Sim, pessoa leitora, eu sou lelé da cuca né?
Antes de tudo, é importante frisar que eu sei que minha experiência é única — como a de todo paciente psiquiátrico. O que escrevo aqui não pode ser levado como uma generalização do que é viver sob o efeito de um poderoso psicotrópico antidepressivos e reguladores de humor. Também não incentivo ninguém a parar de tomar remédio do neida, mas de ter um acompanhamento médico de qualidade. Minha intenção com esse artigo é relatar, não é convencer.
Fui diagnosticado com o CID 10 F41.2 — Transtorno Misto Ansioso e Depressivo — há 10 anos. Desde então, experimentei um sempre mutante coquetel de remédios. Alguns deles me faziam feliz, melhorando minha depressão, mas um pouco feliz demais, atiçando a ansiedade. Outros me faziam calminho, calminho, quase “talvez eu queira parar de viver?” calminho.
Passei por médicos que me atoxaram de química, outros que tentavam ao máximo me dar a dose mínima do remédio mais fraco. Alguns deles condenavam meu eventual uso de psicodélicos, outros viam o cogumelo e o LSD como caminhos para o entendimento da psique e como tratamentos alternativos — mesmo não dizendo isso oficialmente e sob juramento.
Os médicos alemães são conhecidos pelos imigrantes como quem nunca receita remédios. Nos meus 18 meses morando em Munique, tive crises de labirintite, problemas estomacais, e uma gripe especialmente forte. Nos três casos as primeiras receitas foram “chá e descanso”, e eu querendo apenas que enfiassem uma agulha no meu cu e acabassem com meu sofrimento.
Porém, mesmo reclamando da falta de tóxicos, foi lá que comecei meu desmame e me livrei da responsabilidade das pílulas diárias.
So crucify the ego, before it's far too late
And leave behind this place so negative and blind and cynical
And you will come to find that we are all one mind
Capable of all that's imagined and all conceivable
So let the light touch you so that the words spill through
And let the past break through, bringing out our hope and reason
Não lembro bem quando tudo começou, mas a sensação de não querer sair da cama era avassaladora. Apesar de ainda conseguir trabalhar, os dias pareciam mergulhados em uma piscina de lodo — tudo era verde, triste, e moroso. Um amigo próximo que entendia bem do assunto,
, sugeriu que eu procurasse ajuda profissional.O efeito dos medicamentos psiquiátricos não foi imediato — leva tempo.

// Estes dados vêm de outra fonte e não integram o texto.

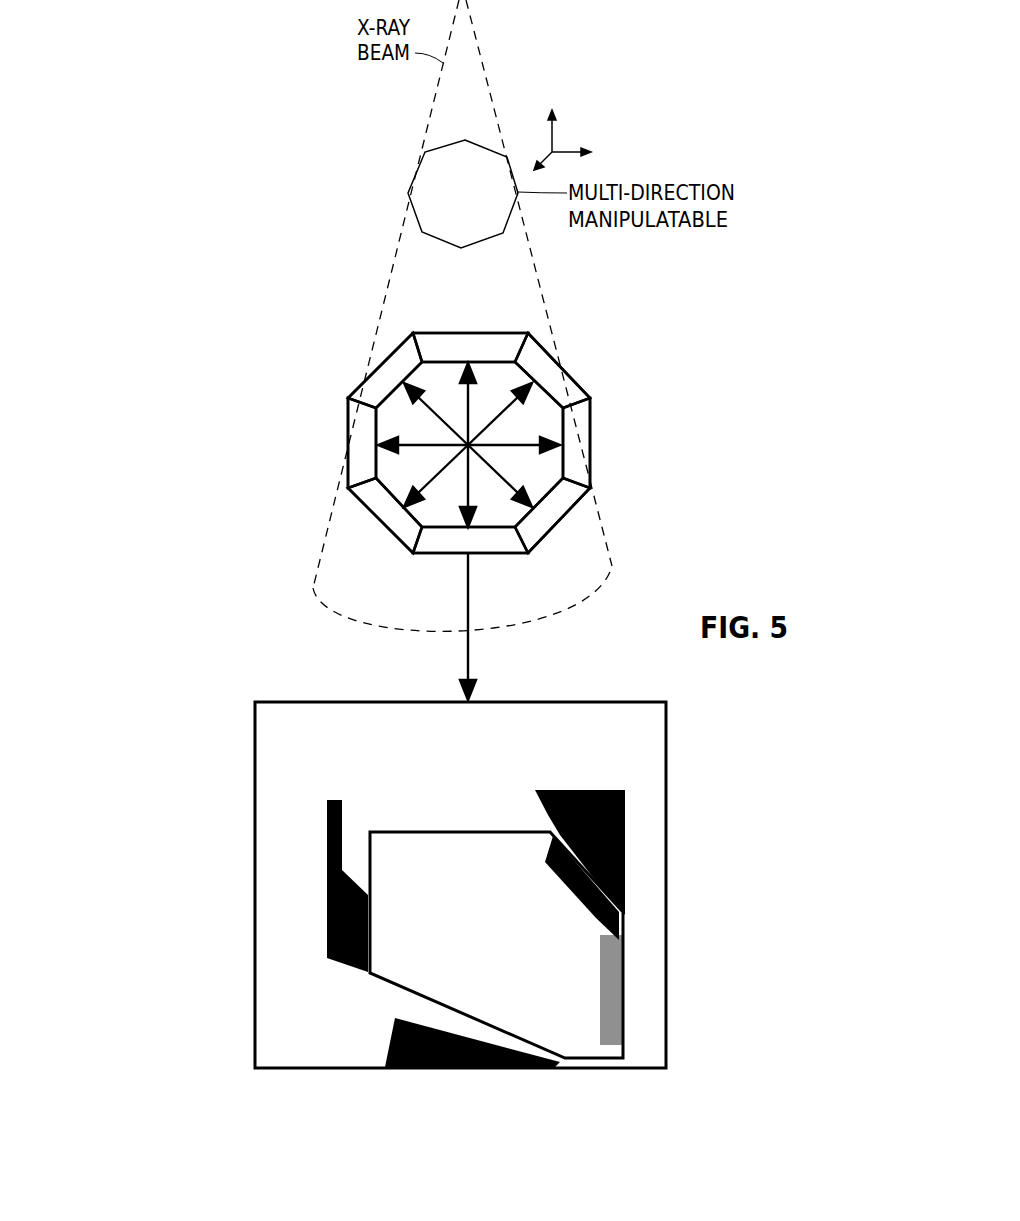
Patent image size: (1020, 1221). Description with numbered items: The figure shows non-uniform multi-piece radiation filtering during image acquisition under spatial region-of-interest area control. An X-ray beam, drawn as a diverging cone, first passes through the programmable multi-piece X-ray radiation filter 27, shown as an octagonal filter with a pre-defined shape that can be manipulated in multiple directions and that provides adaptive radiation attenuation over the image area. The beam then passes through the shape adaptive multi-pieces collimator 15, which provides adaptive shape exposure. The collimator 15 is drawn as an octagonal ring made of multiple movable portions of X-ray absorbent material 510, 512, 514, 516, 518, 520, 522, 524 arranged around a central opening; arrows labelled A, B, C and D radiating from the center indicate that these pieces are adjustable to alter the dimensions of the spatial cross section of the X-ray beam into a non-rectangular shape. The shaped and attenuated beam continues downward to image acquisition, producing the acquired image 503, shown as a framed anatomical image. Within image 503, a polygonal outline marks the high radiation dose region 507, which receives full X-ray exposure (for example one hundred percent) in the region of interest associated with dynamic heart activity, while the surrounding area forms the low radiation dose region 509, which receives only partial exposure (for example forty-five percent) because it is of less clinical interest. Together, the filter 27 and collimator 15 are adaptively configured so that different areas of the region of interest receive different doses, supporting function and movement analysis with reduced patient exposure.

The X-ray radiation filter 27 is at (417, 165).
The shape adaptive collimator 15 is at (410, 445).
The movable portion of X-ray absorbent material 510 is at (480, 343).
The movable portion of X-ray absorbent material 512 is at (557, 385).
The movable portion of X-ray absorbent material 514 is at (570, 463).
The movable portion of X-ray absorbent material 516 is at (565, 502).
The movable portion of X-ray absorbent material 518 is at (495, 538).
The collimator piece 520 is at (388, 507).
The movable portion of X-ray absorbent material 522 is at (357, 462).
The movable portion of X-ray absorbent material 524 is at (387, 368).
The image 503 is at (255, 748).
The low radiation dose region 509 is at (595, 813).
The high radiation dose region 507 is at (603, 1000).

Gradualmente, a vontade de desistir diminuiu e retomei minha vida funcional, embarcando em diversos projetos… até demais.
Foi aí que meu psiquiatra percebeu que talvez ter controlado minha depressão tenha libertado outro monstro — há dois lobos dentro de mim, etc — e que agora eu surfava em uma onda ansiosa e hiperativa, agarrando muito mais do que conseguia segurar e prontinho para explodir.

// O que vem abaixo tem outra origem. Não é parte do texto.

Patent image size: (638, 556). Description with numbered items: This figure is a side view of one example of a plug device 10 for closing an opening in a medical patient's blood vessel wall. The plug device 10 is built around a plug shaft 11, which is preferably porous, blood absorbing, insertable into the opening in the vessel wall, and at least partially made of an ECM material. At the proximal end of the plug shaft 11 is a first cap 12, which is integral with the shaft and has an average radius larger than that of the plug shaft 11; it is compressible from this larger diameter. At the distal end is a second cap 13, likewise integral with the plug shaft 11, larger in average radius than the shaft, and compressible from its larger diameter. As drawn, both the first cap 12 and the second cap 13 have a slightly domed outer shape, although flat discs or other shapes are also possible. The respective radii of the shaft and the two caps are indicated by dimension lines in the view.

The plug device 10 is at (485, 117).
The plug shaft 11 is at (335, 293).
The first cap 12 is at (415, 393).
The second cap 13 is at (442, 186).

Lembro como se fosse ontem, infelizmente. Estava em casa, olhando para o computador, e hiperventilando. Não sabia o que “hiperventilando” significava, nem a razão das minhas mãos estarem formigando, da minha visão estar turva, do meu peito doer.
Até achei que era infarto, mas alguns sintomas não batiam ou faltavam. Eu chorava pensando que não podia ficar doente naquele momento, afinal, tinha tanta coisa para fazer.
Por algum milagre, consegui chegar ao consultório de uma psiquiatra. Entrei chorando, desesperado, pedindo ajuda. Falava rápido demais, me sentia desesperado, só queria que aquela crise passasse. Pedi uma dose cavalar de Frontal, alguma coisa na veia, um mata-leão, um soco na cara.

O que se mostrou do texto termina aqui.